With the landscape designed by local studio desertINK, native trees and shrubs planted in a predominantly sand planting medium punctuate swathes of hydroseeded, regional planting mixes, with the textures and forms of these plants blending seamlessly into the surrounding desertscape. Whilst irrigation has been required to establish planting of such density, and

subject to constant scrutiny from passers-by, the level needed in the long-run is likely to be significantly less than that for planting schemes more heavily focused on ‘green’ planting, often including tropical plants in their design as can more customarily be found in the UAE. The planting at Al Faya Lodge works so well primarily because it encapsulates its location: surrounded by the Hajar mountains and the desert, it would arguably seem incongruous to have a highly irrigated, lush landscape within such a setting. The planting of the desert, within the desert, speaks of the place it is in with a seamless transition between the two.
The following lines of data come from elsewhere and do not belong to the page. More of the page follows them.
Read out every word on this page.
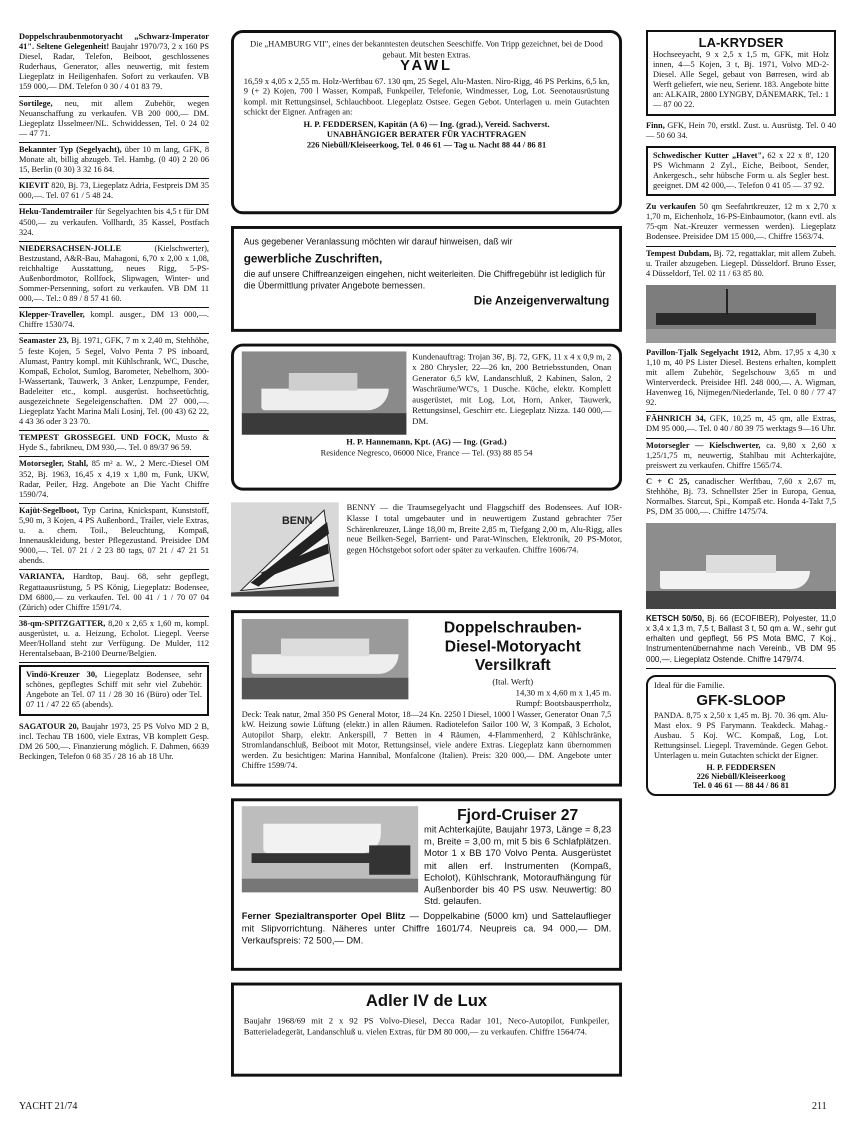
Doppelschraubenmotoryacht „Schwarz-Imperator 41". Seltene Gelegenheit! Baujahr 1970/73, 2 x 160 PS Diesel, Radar, Telefon, Beiboot, geschlossenes Ruderhaus, Generator, alles neuwertig, mit festem Liegeplatz in Heiligenhafen. Sofort zu verkaufen. VB 159 000,— DM. Telefon 0 30 / 4 01 83 79.
Sortilege, neu, mit allem Zubehör, wegen Neuanschaffung zu verkaufen. VB 200 000,— DM. Liegeplatz IJsselmeer/NL. Schwiddessen, Tel. 0 24 02 — 47 71.
Bekannter Typ (Segelyacht), über 10 m lang, GFK, 8 Monate alt, billig abzugeb. Tel. Hambg. (0 40) 2 20 06 15, Berlin (0 30) 3 32 16 84.
KIEVIT 820, Bj. 73, Liegeplatz Adria, Festpreis DM 35 000,—. Tel. 07 61 / 5 48 24.
Heku-Tandemtrailer für Segelyachten bis 4,5 t für DM 4500,— zu verkaufen. Vollhardt, 35 Kassel, Postfach 324.
NIEDERSACHSEN-JOLLE	(Kielschwerter), Bestzustand, A&R-Bau, Mahagoni, 6,70 x 2,00 x 1,08, reichhaltige Ausstattung, neues Rigg, 5-PS-Außenbordmotor, Rollfock, Slipwagen, Winter- und Sommer-Persenning, sofort zu verkaufen. VB DM 11 000,—. Tel.: 0 89 / 8 57 41 60.
Klepper-Traveller, kompl. ausger., DM 13 000,—. Chiffre 1530/74.
Seamaster 23, Bj. 1971, GFK, 7 m x 2,40 m, Stehhöhe, 5 feste Kojen, 5 Segel, Volvo Penta 7 PS inboard, Alumast, Pantry kompl. mit Kühlschrank, WC, Dusche, Kompaß, Echolot, Sumlog, Barometer, Nebelhorn, 300-l-Wassertank, Tauwerk, 3 Anker, Lenzpumpe, Fender, Badeleiter etc., kompl. ausgerüst. hochseetüchtig, ausgezeichnete Segeleigenschaften. DM 27 000,—. Liegeplatz Yacht Marina Mali Losinj, Tel. (00 43) 62 22, 4 43 36 oder 3 23 70.
TEMPEST GROSSEGEL UND FOCK, Musto & Hyde S., fabrikneu, DM 930,—. Tel. 0 89/37 96 59.
Motorsegler, Stahl, 85 m² a. W., 2 Merc.-Diesel OM 352, Bj. 1963, 16,45 x 4,19 x 1,80 m, Funk, UKW, Radar, Peiler, Hzg. Angebote an Die Yacht Chiffre 1590/74.
Kajüt-Segelboot, Typ Carina, Knickspant, Kunststoff, 5,90 m, 3 Kojen, 4 PS Außenbord., Trailer, viele Extras, u. a. chem. Toil., Beleuchtung, Kompaß, Innenauskleidung, bester Pflegezustand. Preisidee DM 9000,—. Tel. 07 21 / 2 23 80 tags, 07 21 / 47 21 51 abends.
VARIANTA, Hardtop, Bauj. 68, sehr gepflegt, Regattaausrüstung, 5 PS König, Liegeplatz: Bodensee, DM 6800,— zu verkaufen. Tel. 00 41 / 1 / 70 07 04 (Zürich) oder Chiffre 1591/74.
38-qm-SPITZGATTER, 8,20 x 2,65 x 1,60 m, kompl. ausgerüstet, u. a. Heizung, Echolot. Liegepl. Veerse Meer/Holland steht zur Verfügung. De Mulder, 112 Herentalsebaan, B-2100 Deurne/Belgien.
Vindö-Kreuzer 30, Liegeplatz Bodensee, sehr schönes, gepflegtes Schiff mit sehr viel Zubehör. Angebote an Tel. 07 11 / 28 30 16 (Büro) oder Tel. 07 11 / 47 22 65 (abends).
SAGATOUR 20, Baujahr 1973, 25 PS Volvo MD 2 B, incl. Techau TB 1600, viele Extras, VB komplett Gesp. DM 26 500,—. Finanzierung möglich. F. Dahmen, 6639 Beckingen, Telefon 0 68 35 / 28 16 ab 18 Uhr.

Die „HAMBURG VII", eines der bekanntesten deutschen Seeschiffe. Von Tripp gezeichnet, bei de Dood gebaut. Mit besten Extras.

YAWL

16,59 x 4,05 x 2,55 m. Holz-Werftbau 67. 130 qm, 25 Segel, Alu-Masten. Niro-Rigg, 46 PS Perkins, 6,5 kn, 9 (+ 2) Kojen, 700 l Wasser, Kompaß, Funkpeiler, Telefonie, Windmesser, Log, Lot. Seenotausrüstung kompl. mit Rettungsinsel, Schlauchboot. Liegeplatz Ostsee. Gegen Gebot. Unterlagen u. mein Gutachten schickt der Eigner. Anfragen an:

H. P. FEDDERSEN, Kapitän (A 6) — Ing. (grad.), Vereid. Sachverst.

UNABHÄNGIGER BERATER FÜR YACHTFRAGEN

226 Niebüll/Kleiseerkoog, Tel. 0 46 61 — Tag u. Nacht 88 44 / 86 81

Aus gegebener Veranlassung möchten wir darauf hinweisen, daß wir

gewerbliche Zuschriften,

die auf unsere Chiffreanzeigen eingehen, nicht weiterleiten. Die Chiffregebühr ist lediglich für die Übermittlung privater Angebote bemessen.

Die Anzeigenverwaltung

Kundenauftrag: Trojan 36', Bj. 72, GFK, 11 x 4 x 0,9 m, 2 x 280 Chrysler, 22—26 kn, 200 Betriebsstunden, Onan Generator 6,5 kW, Landanschluß, 2 Kabinen, Salon, 2 Waschräume/WC's, 1 Dusche. Küche, elektr. Komplett ausgerüstet, mit Log, Lot, Horn, Anker, Tauwerk, Rettungsinsel, Geschirr etc. Liegeplatz Nizza. 140 000,— DM.

H. P. Hannemann, Kpt. (AG) — Ing. (Grad.)

Residence Negresco, 06000 Nice, France — Tel. (93) 88 85 54

BENN

BENNY — die Traumsegelyacht und Flaggschiff des Bodensees. Auf IOR-Klasse I total umgebauter und in neuwertigem Zustand gebrachter 75er Schärenkreuzer, Länge 18,00 m, Breite 2,85 m, Tiefgang 2,00 m, Alu-Rigg, alles neue Beilken-Segel, Barrient- und Parat-Winschen, Elektronik, 20 PS-Motor, gegen Höchstgebot sofort oder später zu verkaufen. Chiffre 1606/74.

Doppelschrauben-
Diesel-Motoryacht
Versilkraft

(Ital. Werft)

14,30 m x 4,60 m x 1,45 m.

Rumpf: Bootsbausperrholz,

Deck: Teak natur, 2mal 350 PS General Motor, 18—24 Kn. 2250 l Diesel, 1000 l Wasser, Generator Onan 7,5 kW. Heizung sowie Lüftung (elektr.) in allen Räumen. Radiotelefon Sailor 100 W, 3 Kompaß, 3 Echolot, Autopilot Sharp, elektr. Ankerspill, 7 Betten in 4 Räumen, 4-Flammenherd, 2 Kühlschränke, Stromlandanschluß, Beiboot mit Motor, Rettungsinsel, viele andere Extras. Liegeplatz kann übernommen werden. Zu besichtigen: Marina Hannibal, Monfalcone (Italien). Preis: 320 000,— DM. Angebote unter Chiffre 1599/74.

Fjord-Cruiser 27

mit Achterkajüte, Baujahr 1973, Länge = 8,23 m, Breite = 3,00 m, mit 5 bis 6 Schlafplätzen. Motor 1 x BB 170 Volvo Penta. Ausgerüstet mit allen erf. Instrumenten (Kompaß, Echolot), Kühlschrank, Motoraufhängung für Außenborder bis 40 PS usw. Neuwertig: 80 Std. gelaufen.

Ferner Spezialtransporter Opel Blitz — Doppelkabine (5000 km) und Sattelauflieger mit Slipvorrichtung. Näheres unter Chiffre 1601/74. Neupreis ca. 94 000,— DM. Verkaufspreis: 72 500,— DM.

Adler IV de Lux

Baujahr 1968/69 mit 2 x 92 PS Volvo-Diesel, Decca Radar 101, Neco-Autopilot, Funkpeiler, Batterieladegerät, Landanschluß u. vielen Extras, für DM 80 000,— zu verkaufen. Chiffre 1564/74.

LA-KRYDSER

Hochseeyacht, 9 x 2,5 x 1,5 m, GFK, mit Holz innen, 4—5 Kojen, 3 t, Bj. 1971, Volvo MD-2-Diesel. Alle Segel, gebaut von Børresen, wird ab Werft geliefert, wie neu, Serienr. 183. Angebote bitte an: ALKAIR, 2800 LYNGBY, DÄNEMARK, Tel.: 1 — 87 00 22.

Finn, GFK, Hein 70, erstkl. Zust. u. Ausrüstg. Tel. 0 40 — 50 60 34.
Schwedischer Kutter „Havet", 62 x 22 x 8', 120 PS Wichmann 2 Zyl., Eiche, Beiboot, Sender, Ankergesch., sehr hübsche Form u. als Segler best. geeignet. DM 42 000,—. Telefon 0 41 05 — 37 92.
Zu verkaufen 50 qm Seefahrtkreuzer, 12 m x 2,70 x 1,70 m, Eichenholz, 16-PS-Einbaumotor, (kann evtl. als 75-qm Nat.-Kreuzer vermessen werden). Liegeplatz Bodensee. Preisidee DM 15 000,—. Chiffre 1563/74.
Tempest Dubdam, Bj. 72, regattaklar, mit allem Zubeh. u. Trailer abzugeben. Liegepl. Düsseldorf. Bruno Esser, 4 Düsseldorf, Tel. 02 11 / 63 85 80.
Pavillon-Tjalk Segelyacht 1912, Abm. 17,95 x 4,30 x 1,10 m, 40 PS Lister Diesel. Bestens erhalten, komplett mit allem Zubehör, Segelschouw 3,65 m und Winterverdeck. Preisidee Hfl. 248 000,—. A. Wigman, Havenweg 16, Nijmegen/Niederlande, Tel. 0 80 / 77 47 92.
FÄHNRICH 34, GFK, 10,25 m, 45 qm, alle Extras, DM 95 000,—. Tel. 0 40 / 80 39 75 werktags 9—16 Uhr.
Motorsegler — Kielschwerter, ca. 9,80 x 2,60 x 1,25/1,75 m, neuwertig, Stahlbau mit Achterkajüte, preiswert zu verkaufen. Chiffre 1565/74.
C + C 25, canadischer Werftbau, 7,60 x 2,67 m, Stehhöhe, Bj. 73. Schnellster 25er in Europa, Genua, Normalbes. Starcut, Spi., Kompaß etc. Honda 4-Takt 7,5 PS, DM 35 000,—. Chiffre 1475/74.
KETSCH 50/50, Bj. 66 (ECOFIBER), Polyester, 11,0 x 3,4 x 1,3 m, 7,5 t, Ballast 3 t, 50 qm a. W., sehr gut erhalten und gepflegt, 56 PS Mota BMC, 7 Koj., Instrumentenübernahme nach Vereinb., VB DM 95 000,—. Liegeplatz Ostende. Chiffre 1479/74.

Ideal für die Familie.

GFK-SLOOP

PANDA. 8,75 x 2,50 x 1,45 m. Bj. 70. 36 qm. Alu-Mast elox. 9 PS Farymann. Teakdeck. Mahag.-Ausbau. 5 Koj. WC. Kompaß, Log, Lot. Rettungsinsel. Liegepl. Travemünde. Gegen Gebot. Unterlagen u. mein Gutachten schickt der Eigner.

H. P. FEDDERSEN

226 Niebüll/Kleiseerkoog

Tel. 0 46 61 — 88 44 / 86 81

YACHT 21/74	211
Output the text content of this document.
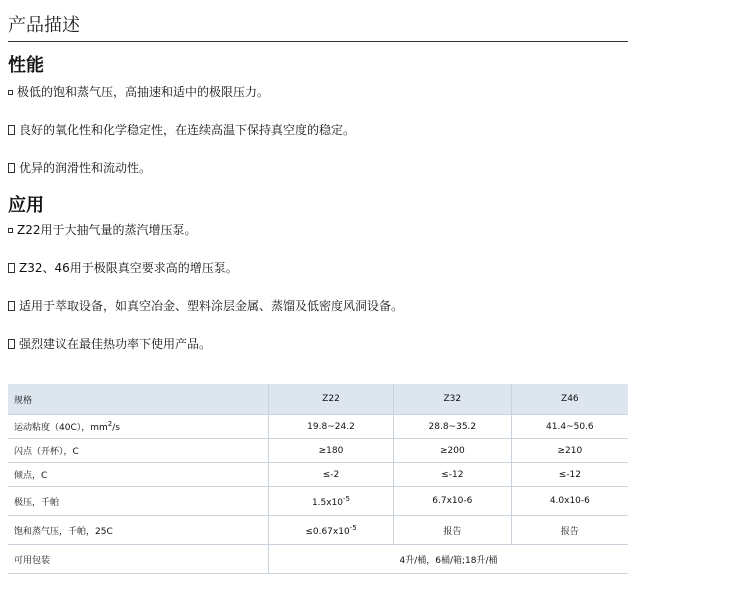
产品描述
性能
极低的饱和蒸气压，高抽速和适中的极限压力。
良好的氧化性和化学稳定性，在连续高温下保持真空度的稳定。
优异的润滑性和流动性。
应用
Z22用于大抽气量的蒸汽增压泵。
Z32、46用于极限真空要求高的增压泵。
适用于萃取设备，如真空冶金、塑料涂层金属、蒸馏及低密度风洞设备。
强烈建议在最佳热功率下使用产品。
规格	Z22	Z32	Z46
运动粘度（40C），$mm^2/s$	19.8~24.2	28.8~35.2	41.4~50.6
闪点（开杯），C	≥180	≥200	≥210
倾点，C	≤-2	≤-12	≤-12
极压，千帕	$1.5x10^{-5}$	6.7x10-6	4.0x10-6
饱和蒸气压，千帕，25C	$\le 0.67x10^{-5}$	报告	报告
可用包装	4升/桶，6桶/箱;18升/桶		
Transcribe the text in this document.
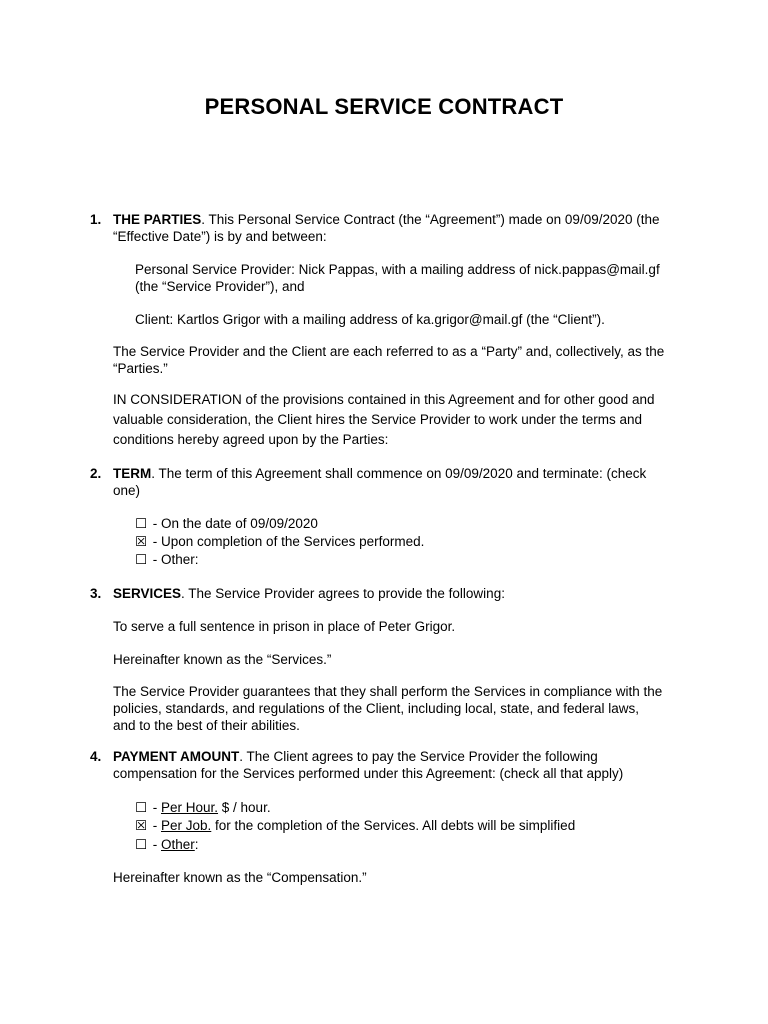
PERSONAL SERVICE CONTRACT
1. THE PARTIES. This Personal Service Contract (the “Agreement”) made on 09/09/2020 (the
“Effective Date”) is by and between:
Personal Service Provider: Nick Pappas, with a mailing address of nick.pappas@mail.gf
(the “Service Provider”), and
Client: Kartlos Grigor with a mailing address of ka.grigor@mail.gf (the “Client”).
The Service Provider and the Client are each referred to as a “Party” and, collectively, as the
“Parties.”
IN CONSIDERATION of the provisions contained in this Agreement and for other good and
valuable consideration, the Client hires the Service Provider to work under the terms and
conditions hereby agreed upon by the Parties:
2. TERM. The term of this Agreement shall commence on 09/09/2020 and terminate: (check
one)
☐ - On the date of 09/09/2020
☒ - Upon completion of the Services performed.
☐ - Other:
3. SERVICES. The Service Provider agrees to provide the following:
To serve a full sentence in prison in place of Peter Grigor.
Hereinafter known as the “Services.”
The Service Provider guarantees that they shall perform the Services in compliance with the
policies, standards, and regulations of the Client, including local, state, and federal laws,
and to the best of their abilities.
4. PAYMENT AMOUNT. The Client agrees to pay the Service Provider the following
compensation for the Services performed under this Agreement: (check all that apply)
☐ - Per Hour. $ / hour.
☒ - Per Job. for the completion of the Services. All debts will be simplified
☐ - Other:
Hereinafter known as the “Compensation.”
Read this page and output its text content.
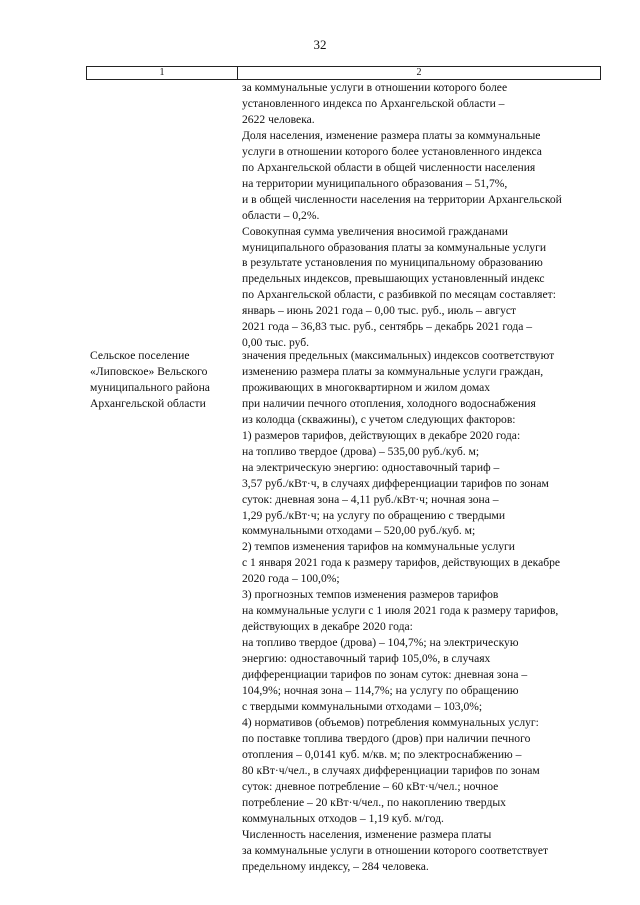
32
1	2
за коммунальные услуги в отношении которого более
установленного индекса по Архангельской области –
2622 человека.
Доля населения, изменение размера платы за коммунальные
услуги в отношении которого более установленного индекса
по Архангельской области в общей численности населения
на территории муниципального образования – 51,7%,
и в общей численности населения на территории Архангельской
области – 0,2%.
Совокупная сумма увеличения вносимой гражданами
муниципального образования платы за коммунальные услуги
в результате установления по муниципальному образованию
предельных индексов, превышающих установленный индекс
по Архангельской области, с разбивкой по месяцам составляет:
январь – июнь 2021 года – 0,00 тыс. руб., июль – август
2021 года – 36,83 тыс. руб., сентябрь – декабрь 2021 года –
0,00 тыс. руб.
Сельское поселение
«Липовское» Вельского
муниципального района
Архангельской области
значения предельных (максимальных) индексов соответствуют
изменению размера платы за коммунальные услуги граждан,
проживающих в многоквартирном и жилом домах
при наличии печного отопления, холодного водоснабжения
из колодца (скважины), с учетом следующих факторов:
1) размеров тарифов, действующих в декабре 2020 года:
на топливо твердое (дрова) – 535,00 руб./куб. м;
на электрическую энергию: одноставочный тариф –
3,57 руб./кВт·ч, в случаях дифференциации тарифов по зонам
суток: дневная зона – 4,11 руб./кВт·ч; ночная зона –
1,29 руб./кВт·ч; на услугу по обращению с твердыми
коммунальными отходами – 520,00 руб./куб. м;
2) темпов изменения тарифов на коммунальные услуги
с 1 января 2021 года к размеру тарифов, действующих в декабре
2020 года – 100,0%;
3) прогнозных темпов изменения размеров тарифов
на коммунальные услуги с 1 июля 2021 года к размеру тарифов,
действующих в декабре 2020 года:
на топливо твердое (дрова) – 104,7%; на электрическую
энергию: одноставочный тариф 105,0%, в случаях
дифференциации тарифов по зонам суток: дневная зона –
104,9%; ночная зона – 114,7%; на услугу по обращению
с твердыми коммунальными отходами – 103,0%;
4) нормативов (объемов) потребления коммунальных услуг:
по поставке топлива твердого (дров) при наличии печного
отопления – 0,0141 куб. м/кв. м; по электроснабжению –
80 кВт·ч/чел., в случаях дифференциации тарифов по зонам
суток: дневное потребление – 60 кВт·ч/чел.; ночное
потребление – 20 кВт·ч/чел., по накоплению твердых
коммунальных отходов – 1,19 куб. м/год.
Численность населения, изменение размера платы
за коммунальные услуги в отношении которого соответствует
предельному индексу, – 284 человека.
However, the translation of such native planting into a highly-urbanised environment may prove to be more difficult – whilst the desert and mountains surrounding Al Faya Lodge works in favour of the native plant palette, the highly urbanised, cosmopolitan cities of the region arguably require planting that reflects the gradation of rural to urban, and the expectations that this brings. Hitchmough, in his work researching plant suitability for the urban environment, includes plants

from varied regions of the world but which originate in similar climatic, nutrient and moisture stress conditions. Taking this to an environment such as the UAE, the gradation of planting from the desert to the urban could be managed by including those within the plant palette from other desert regions around the world. The more unusual, ornamental aesthetic of such plants, transitioning into the more urbanised areas, would provide a clear distinction between the desert and the city whilst also having similar irrigation requirements to those native to the region. The result could be a more highly ornamental plant palette than that limited to UAE natives, but one which also corresponds appropriately to its environment. Whether such bold moves are adopted to any great degree remains to be seen, but in an age of sustainability, depletion of groundwater supplies and the power required to desalinate water, it is arguably time to bid farewell to petunias stretching for miles along the highway and embrace more environmentally appropriate and sustainable planting.